3) In den Artikeln werden die Tatsachen, Informationen und Daten häufig verdreht. Dies ist insbesondere in Zusammenhang mit der vermeintlichen Flucht von Juden und jüdischen Intellektuellen aus Ungarn zu beobachten. Diese Artikel suggerieren tatsächlich, dass die Juden in Ungarn in Gefahr sind (!), sie können sich ihrer Vermögen, Habseligkeiten und Freiheit nicht mehr sicher sein, weshalb sie fliehen müssen. All das hat natürlich keinerlei Bezug zur Realität. Diese Medien lassen ganz und gar unter den Tisch fallen, dass Ungarn jenes Land ist, wo auf Initiative von Zoltán Pokorni (ehemaliger Bildungsminister der ersten Regierung Orbán (1998-2002); Anm.) seit dem Jahr 2000 in allen Schulen ein Holocaust-Tag abgehalten wird; wo es 2014 ein Holocaust-Gedenkjahr geben wird; wo im Stadtteil Josefstadt ein Museum zum Gedenken an die Kinder-Opfer des Holocaust eröffnet wird; wo die Entschädigung der Juden außerordentlich vielschichtig und umfassend ist; wo Synagogen erneuert werden; wo der Botschafter von Israel, Ilan Mor, von einer Renaissance der jüdischen Kultur in Ungarn spricht; wo jedes Jahr ein erfolgreiches Jüdisches Festival veranstaltet wird. Im Lichte all dieser Tatsachen ist es leider schwierig, in den einschlägigen Artikeln der internationalen Presse eine sachorientierte Nüchternheit und Objektivität auszumachen. (…)

An dieser Stelle ist es meines Erachtens auch notwendig und wichtig, eine im Juni 2012 veröffentlichte Studie der European Union Agency for Fundamental Rights anzuführen, welche die Zahl antisemitischer Übergriffe in den Ländern der EU zum Inhalt hat. Ich will im Folgenden einige Beispiele aus der Studie auflisten: Ungarn: 2009: 9 Übergriffe, 2010: 8, 2011: 11. Tschechien: 2004: 57, 2008: 48, 2011: 43. Großbritannien: 2009: 703, 2010: 488. Dänemark: 2004: 37, 2006: 40, 2009: 22. Österreich: 2002: 20, 2004: 17, 2008: 23, 2010: 27. Aus diesen Zahlen ist gut ersichtlich, dass die registrierten antisemitischen Übergriffe in Ungarn viel niedriger sind als in anderen europäischen Staaten, dennoch ist die Weltpresse von antisemitischen Ereignissen in Ungarn laut.
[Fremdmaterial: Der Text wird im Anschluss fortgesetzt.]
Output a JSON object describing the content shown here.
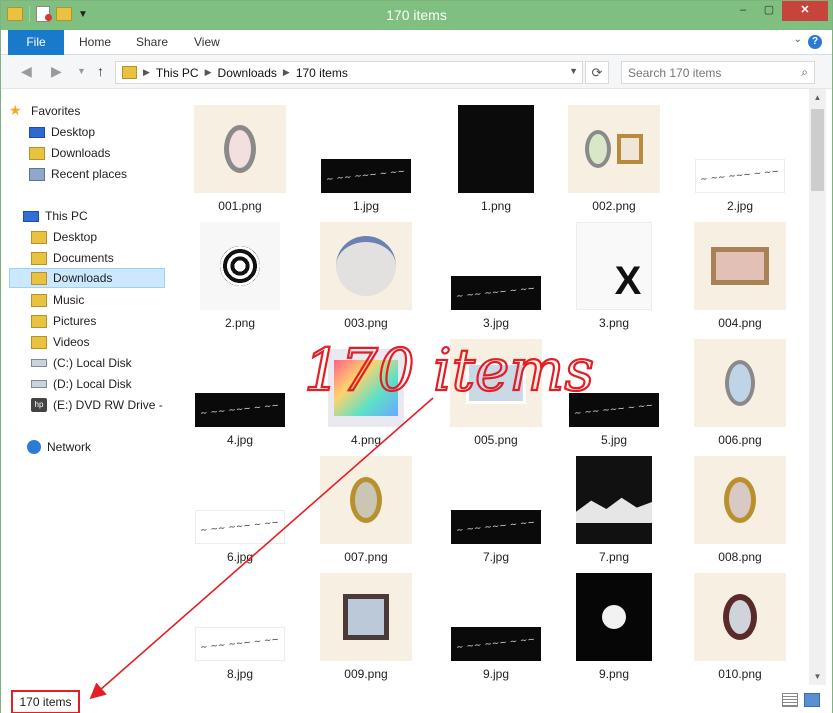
{
  "window": {
    "title": "170 items",
    "controls": {
      "minimize": "–",
      "maximize": "▢",
      "close": "✕"
    }
  },
  "ribbon": {
    "tabs": [
      "File",
      "Home",
      "Share",
      "View"
    ],
    "help": "?"
  },
  "address": {
    "crumbs": [
      "This PC",
      "Downloads",
      "170 items"
    ],
    "search_placeholder": "Search 170 items"
  },
  "sidebar": {
    "favorites_header": "Favorites",
    "favorites": [
      "Desktop",
      "Downloads",
      "Recent places"
    ],
    "pc_header": "This PC",
    "pc_items": [
      "Desktop",
      "Documents",
      "Downloads",
      "Music",
      "Pictures",
      "Videos",
      "(C:) Local Disk",
      "(D:) Local Disk",
      "(E:) DVD RW Drive -"
    ],
    "network": "Network"
  },
  "files": [
    {
      "name": "001.png",
      "kind": "cream-frame"
    },
    {
      "name": "1.jpg",
      "kind": "black-script"
    },
    {
      "name": "1.png",
      "kind": "black-tall"
    },
    {
      "name": "002.png",
      "kind": "cream-frames-2"
    },
    {
      "name": "2.jpg",
      "kind": "white-script"
    },
    {
      "name": "2.png",
      "kind": "circle-art"
    },
    {
      "name": "003.png",
      "kind": "cream-face"
    },
    {
      "name": "3.jpg",
      "kind": "black-script"
    },
    {
      "name": "3.png",
      "kind": "white-x"
    },
    {
      "name": "004.png",
      "kind": "cream-eye"
    },
    {
      "name": "4.jpg",
      "kind": "black-script"
    },
    {
      "name": "4.png",
      "kind": "colorful"
    },
    {
      "name": "005.png",
      "kind": "cream-photo"
    },
    {
      "name": "5.jpg",
      "kind": "black-script"
    },
    {
      "name": "006.png",
      "kind": "cream-frame-blue"
    },
    {
      "name": "6.jpg",
      "kind": "white-script"
    },
    {
      "name": "007.png",
      "kind": "cream-frame-gold"
    },
    {
      "name": "7.jpg",
      "kind": "black-script"
    },
    {
      "name": "7.png",
      "kind": "black-mountain"
    },
    {
      "name": "008.png",
      "kind": "cream-antlers"
    },
    {
      "name": "8.jpg",
      "kind": "white-script"
    },
    {
      "name": "009.png",
      "kind": "cream-clock"
    },
    {
      "name": "9.jpg",
      "kind": "black-script"
    },
    {
      "name": "9.png",
      "kind": "black-moon"
    },
    {
      "name": "010.png",
      "kind": "cream-frame-dark"
    }
  ],
  "status": {
    "count": "170 items"
  },
  "annotation": {
    "text": "170 items",
    "color": "#e31e24"
  }
}
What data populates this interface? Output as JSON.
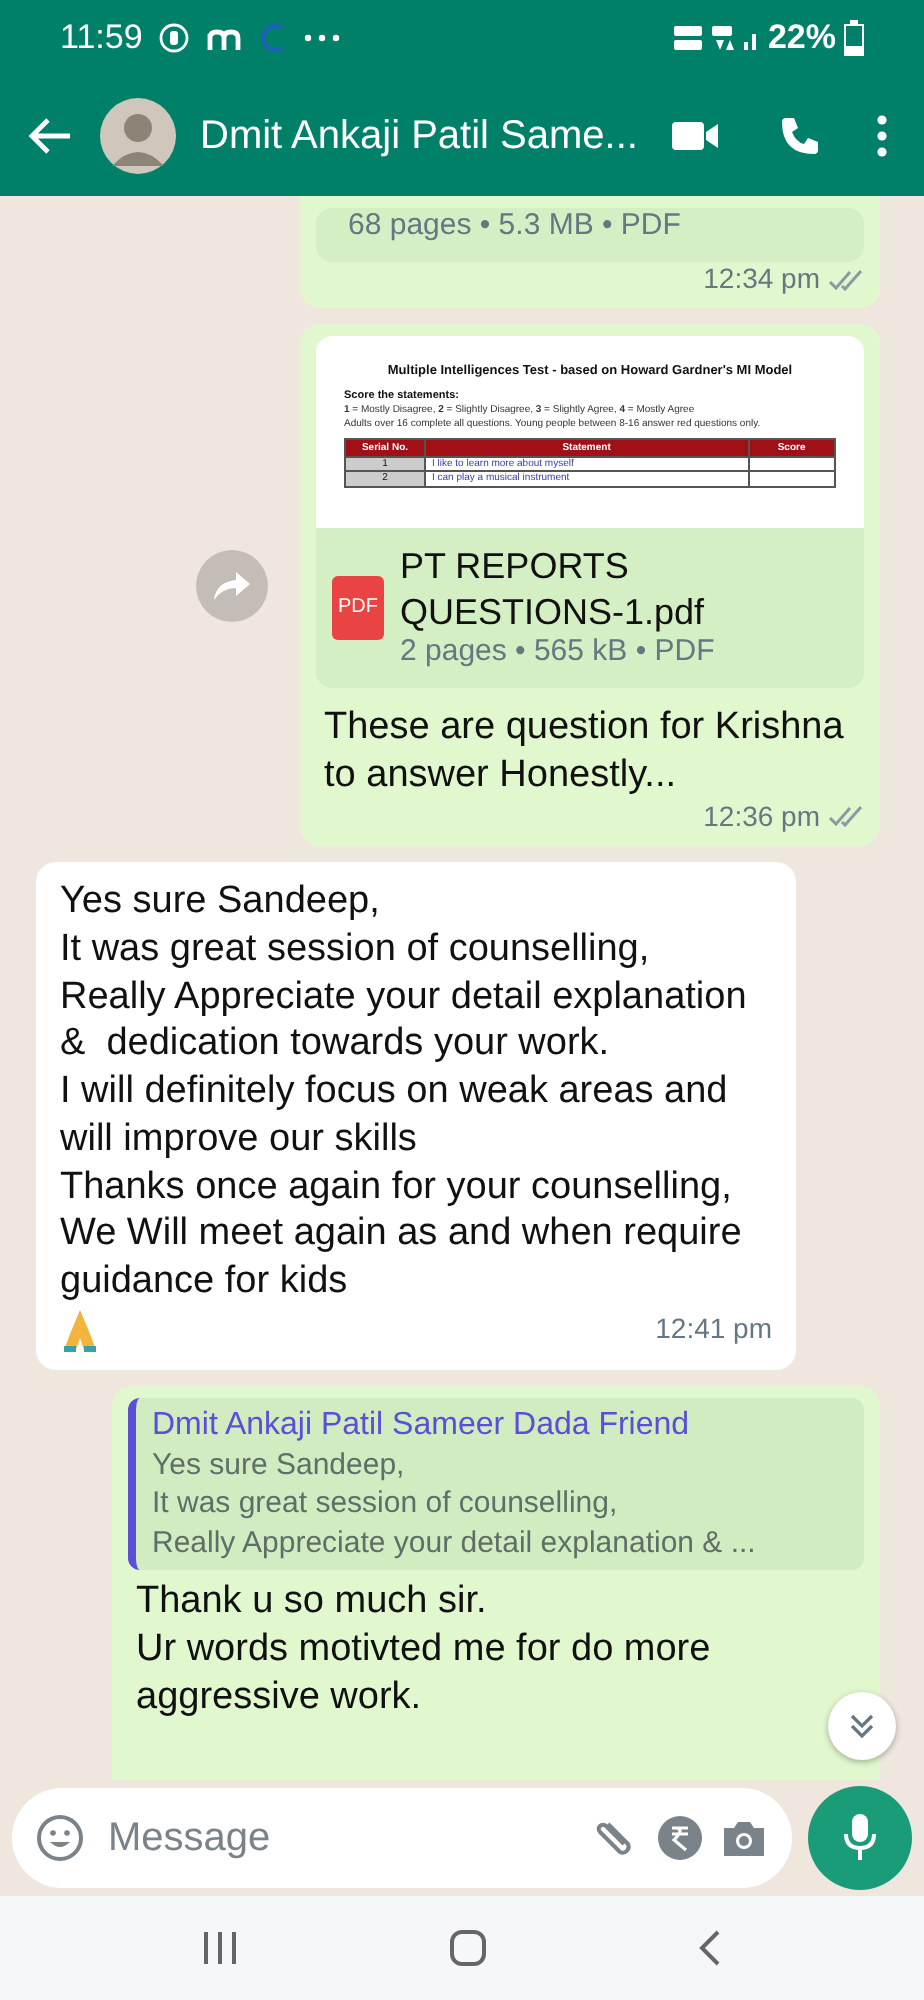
{
  "status_bar": {
    "time": "11:59",
    "battery_percent": "22%"
  },
  "header": {
    "title": "Dmit Ankaji Patil Same..."
  },
  "messages": [
    {
      "kind": "document",
      "outgoing": true,
      "meta": "68 pages • 5.3 MB • PDF",
      "time": "12:34 pm",
      "double_tick": true,
      "read": false
    },
    {
      "kind": "document",
      "outgoing": true,
      "forward_button": true,
      "preview": {
        "title": "Multiple Intelligences Test - based on Howard Gardner's MI Model",
        "subtitle": "Score the statements:",
        "scale": "**1** = Mostly Disagree, **2** = Slightly Disagree, **3** = Slightly Agree, **4** = Mostly Agree",
        "note": "Adults over 16 complete all questions. Young people between 8-16 answer red questions only.",
        "columns": [
          "Serial No.",
          "Statement",
          "Score"
        ],
        "rows": [
          [
            "1",
            "I like to learn more about myself",
            ""
          ],
          [
            "2",
            "I can play a musical instrument",
            ""
          ]
        ]
      },
      "file_type_label": "PDF",
      "file_name": "PT REPORTS QUESTIONS-1.pdf",
      "meta": "2 pages • 565 kB • PDF",
      "caption": "These are question for Krishna to answer Honestly...",
      "time": "12:36 pm",
      "double_tick": true,
      "read": false
    },
    {
      "kind": "text",
      "outgoing": false,
      "text": "Yes sure Sandeep,\nIt was great session of counselling,\nReally Appreciate your detail explanation &  dedication towards your work.\nI will definitely focus on weak areas and will improve our skills\nThanks once again for your counselling,\nWe Will meet again as and when require guidance for kids",
      "praying_hands_emoji": true,
      "time": "12:41 pm"
    },
    {
      "kind": "reply",
      "outgoing": true,
      "quote_author": "Dmit Ankaji Patil Sameer Dada Friend",
      "quote_text": "Yes sure Sandeep,\nIt was great session of counselling,\nReally Appreciate your detail explanation & ...",
      "text": "Thank u so much sir.\nUr words motivted me for do more\naggressive work."
    }
  ],
  "composer": {
    "placeholder": "Message"
  }
}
Die augenscheinliche Verdrehung der Tatsachen unterliegt demnach wohl dem Ziel, Ungarn als antisemitisches und also gefährliches Land darzustellen, gegen das wie immer geartete Strafmaßnahmen gerechtfertigt sind.

 Der Autor ist Politologe. Der hier in Auszügen abgedruckte Text erschien am 19. Oktober 2013 in der regierungsnahen konservativen Tageszeitung Magyar Nemzet.